Hal yang tidak boleh dilakukan seorang advokat adalah berkomunikasi atau menegosiasi maslah perkara, langsung dengan seseorang yang telah mempunyai advokat, tanpa kehadiran advokat orang ini. Namun demikian, asas ini tidak berlaku untuk mewawancarai saksi (-saksi) dari pihak lawan dalam berperkara (lihat alinea 5 dan 6, Pasal 7 KEAI).
Tentang Kewajiban Advokat Kepada Klien
Advokat adalah suatu profesi terhormat (officium nobile) dan karena itu mendapat kepercayaan penuh dari klien yang diwakilinya. Hubungan kepercayaan ini terungkap dari kalimat “the lawyer as a fiduciary” dan adanya “the duty of fidelity” para advokat terhadap kliennya. Akibat dari hubungan kepercayaan dan kewajiban untuk loyal pada kliennya ini, maka berlakulah asas tentang kewajiban advokat memegang rahasia jabatan (lihat Pasal 4 alinea 8 KEAI).
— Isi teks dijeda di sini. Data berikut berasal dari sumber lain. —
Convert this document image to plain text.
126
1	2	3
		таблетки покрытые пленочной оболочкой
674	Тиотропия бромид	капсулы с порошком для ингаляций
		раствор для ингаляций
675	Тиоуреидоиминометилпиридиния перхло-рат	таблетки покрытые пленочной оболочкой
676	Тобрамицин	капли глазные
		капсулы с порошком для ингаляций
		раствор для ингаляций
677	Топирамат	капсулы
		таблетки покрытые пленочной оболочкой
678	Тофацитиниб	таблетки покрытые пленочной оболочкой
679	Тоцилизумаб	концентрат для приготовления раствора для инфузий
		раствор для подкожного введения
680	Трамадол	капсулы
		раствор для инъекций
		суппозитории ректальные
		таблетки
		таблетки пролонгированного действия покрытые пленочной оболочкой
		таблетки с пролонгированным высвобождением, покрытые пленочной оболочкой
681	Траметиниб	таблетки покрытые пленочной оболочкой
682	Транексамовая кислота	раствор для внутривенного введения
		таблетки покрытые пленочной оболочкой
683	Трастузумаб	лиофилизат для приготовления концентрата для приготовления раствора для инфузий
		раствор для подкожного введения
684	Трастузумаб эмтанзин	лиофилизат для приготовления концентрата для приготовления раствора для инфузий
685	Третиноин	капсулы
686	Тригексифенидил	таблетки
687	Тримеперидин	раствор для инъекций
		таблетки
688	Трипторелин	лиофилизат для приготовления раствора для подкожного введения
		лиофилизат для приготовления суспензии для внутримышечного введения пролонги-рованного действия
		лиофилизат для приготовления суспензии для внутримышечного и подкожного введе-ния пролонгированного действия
Seorang advokat wajib berusaha memperoleh pengetahuan yang sebanyak-banyaknya dan sebaik-baiknya tentang kasus kliennya, sebelum memberikan nasihat dan bantuan hukum. Dia wajib memberikan pendapatnya secara terus terang (candid) tentang untung ruginya (merus) perkara yang akan dilitigasi dan kemungkinan hasilnya. Dalam canon 8 ABA ini dinamakan “duty to give candid advice”. Sedang dalam KEAI diperingatkan agar advokat “tidak ... memberikan keterangan yang menyesatkan” dan “tidak ... menjamin kepada kliennya bahwa perkara yang ditanganinya akan menang” (Pasal 4 alinea 2 dan 3).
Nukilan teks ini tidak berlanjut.